There is no magic number or formula to know how many grafts you’ll need to be satisfied. There are graft calculators that can give you an approximate amount, but again you may not be happy with the density. In general, surgical hair restoration follows the 50% rule. The 50% rule dictates that hair loss becomes visible once you lose 50% of your natural density.
On average, most people are born with approximately one hundred thousand hairs on their scalp. If you break down that number into grafts, you’ll get roughly 50,000 follicular units. If you break it down even further, the top of the scalp has approximately 25,000 units. Okay, enough of the math lesson, we already know it is impossible to replace 25,000 follicular units. So how do hair transplants work? Well, they work by replacing 50%, because hair loss isn’t visible until you lose more than 50% of your natural density.
Hair transplant surgeons can dense-pack up to 60 follicular units per square centimeter (cm2). That said, the average person doesn’t need 60 follicular units to get a visible improvement. Most patients require anywhere from 40-50 follicular units per cm2 for a visibly dense result. There is a point of diminishing returns. Blood supply is vital to the survival of grafts.
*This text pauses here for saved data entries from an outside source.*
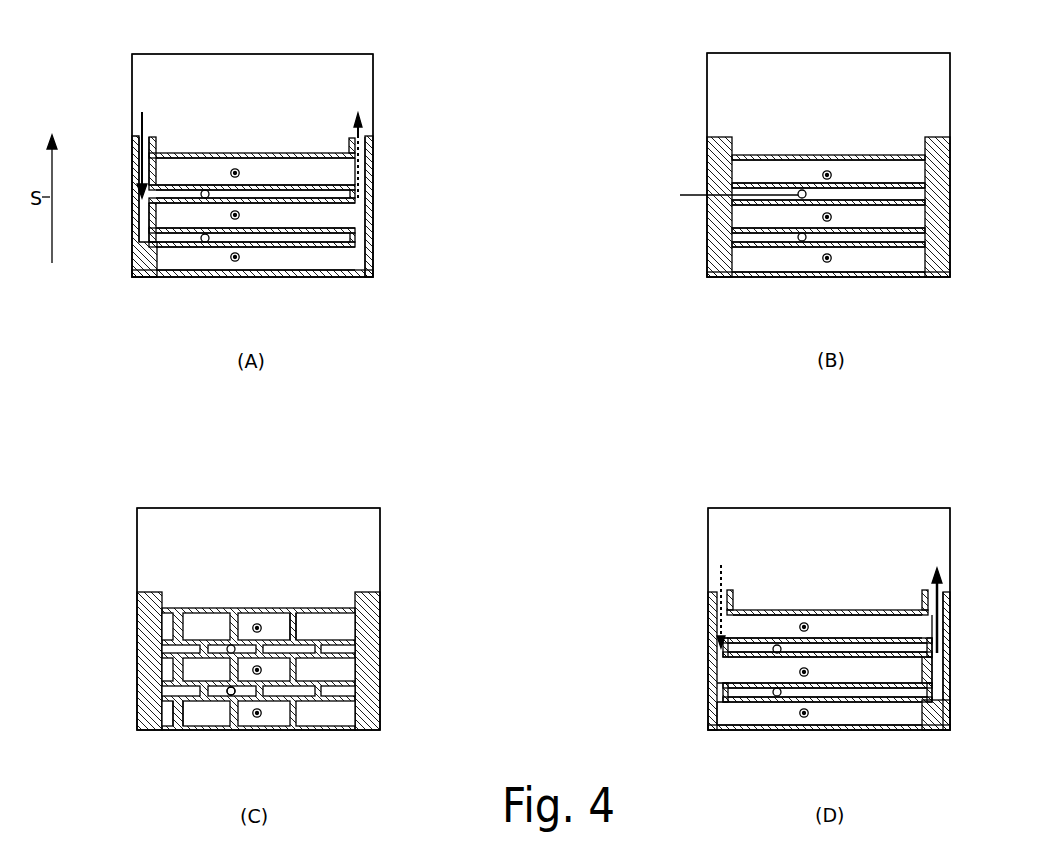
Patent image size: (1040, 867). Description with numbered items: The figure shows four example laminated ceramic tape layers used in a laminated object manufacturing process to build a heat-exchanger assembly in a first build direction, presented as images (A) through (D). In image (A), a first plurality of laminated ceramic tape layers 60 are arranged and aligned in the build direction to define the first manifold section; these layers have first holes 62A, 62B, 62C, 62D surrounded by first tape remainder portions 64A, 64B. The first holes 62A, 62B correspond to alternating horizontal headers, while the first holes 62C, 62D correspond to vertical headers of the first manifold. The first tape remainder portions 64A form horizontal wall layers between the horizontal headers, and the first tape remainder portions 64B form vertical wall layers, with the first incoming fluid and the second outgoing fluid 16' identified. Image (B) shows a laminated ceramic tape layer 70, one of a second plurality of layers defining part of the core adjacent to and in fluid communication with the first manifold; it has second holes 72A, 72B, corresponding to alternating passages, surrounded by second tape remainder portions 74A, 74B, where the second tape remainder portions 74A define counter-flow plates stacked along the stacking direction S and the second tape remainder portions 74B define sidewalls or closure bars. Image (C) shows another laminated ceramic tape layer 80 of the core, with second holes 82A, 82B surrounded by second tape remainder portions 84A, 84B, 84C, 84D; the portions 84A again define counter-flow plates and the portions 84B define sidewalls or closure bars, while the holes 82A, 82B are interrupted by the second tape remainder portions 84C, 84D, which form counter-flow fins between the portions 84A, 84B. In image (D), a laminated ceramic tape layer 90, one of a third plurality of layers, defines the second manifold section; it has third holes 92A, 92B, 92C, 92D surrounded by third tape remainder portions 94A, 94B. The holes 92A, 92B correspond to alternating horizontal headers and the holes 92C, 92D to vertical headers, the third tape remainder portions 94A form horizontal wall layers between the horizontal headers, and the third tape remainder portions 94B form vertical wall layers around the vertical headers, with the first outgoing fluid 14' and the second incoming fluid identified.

The first outgoing fluid 14' is at (799, 627).
The second outgoing fluid 16' is at (261, 215).
The first plurality of laminated ceramic tape layers 60 is at (392, 145).
The first hole 62A is at (348, 183).
The first hole 62B is at (173, 197).
The first hole 62C is at (146, 223).
The first hole 62D is at (360, 235).
The first tape remainder portion 64A is at (302, 185).
The first tape remainder portion 64B is at (142, 207).
The laminated ceramic tape layer 70 is at (901, 86).
The second hole 72A is at (789, 183).
The second hole 72B is at (898, 237).
The second tape remainder portion 74A is at (840, 155).
The second tape remainder portion 74B is at (718, 137).
The laminated ceramic tape layer 80 is at (329, 550).
The second hole 82A is at (220, 635).
The second hole 82B is at (282, 650).
The second tape remainder portion 84A is at (320, 700).
The second tape remainder portion 84B is at (150, 592).
The second tape remainder portion 84C is at (300, 628).
The second tape remainder portion 84D is at (185, 703).
The laminated ceramic tape layer 90 is at (797, 550).
The third hole 92A is at (895, 636).
The third hole 92B is at (898, 650).
The third hole 92C is at (718, 702).
The third hole 92D is at (935, 671).
The third tape remainder portion 94A is at (742, 640).
The third tape remainder portion 94B is at (925, 598).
If the grafts do not have enough blood supply, they will die. You can transplant 100 follicular units per cm2, but if the grafts don’t survive- it’s pointless.
It is important to remember that hair transplants do not replace your hair loss- hair for hair. Hair transplants give you the ability to have the ‘illusion’ of a fuller head of hair, but you will never have the hair you once had. Maintaining realistic expectations is vital. At some point, you need to accept that your hair may show visible signs of weakness in certain lights or conditions. Ultimately, that is what separates a good hair transplant candidate from a bad one.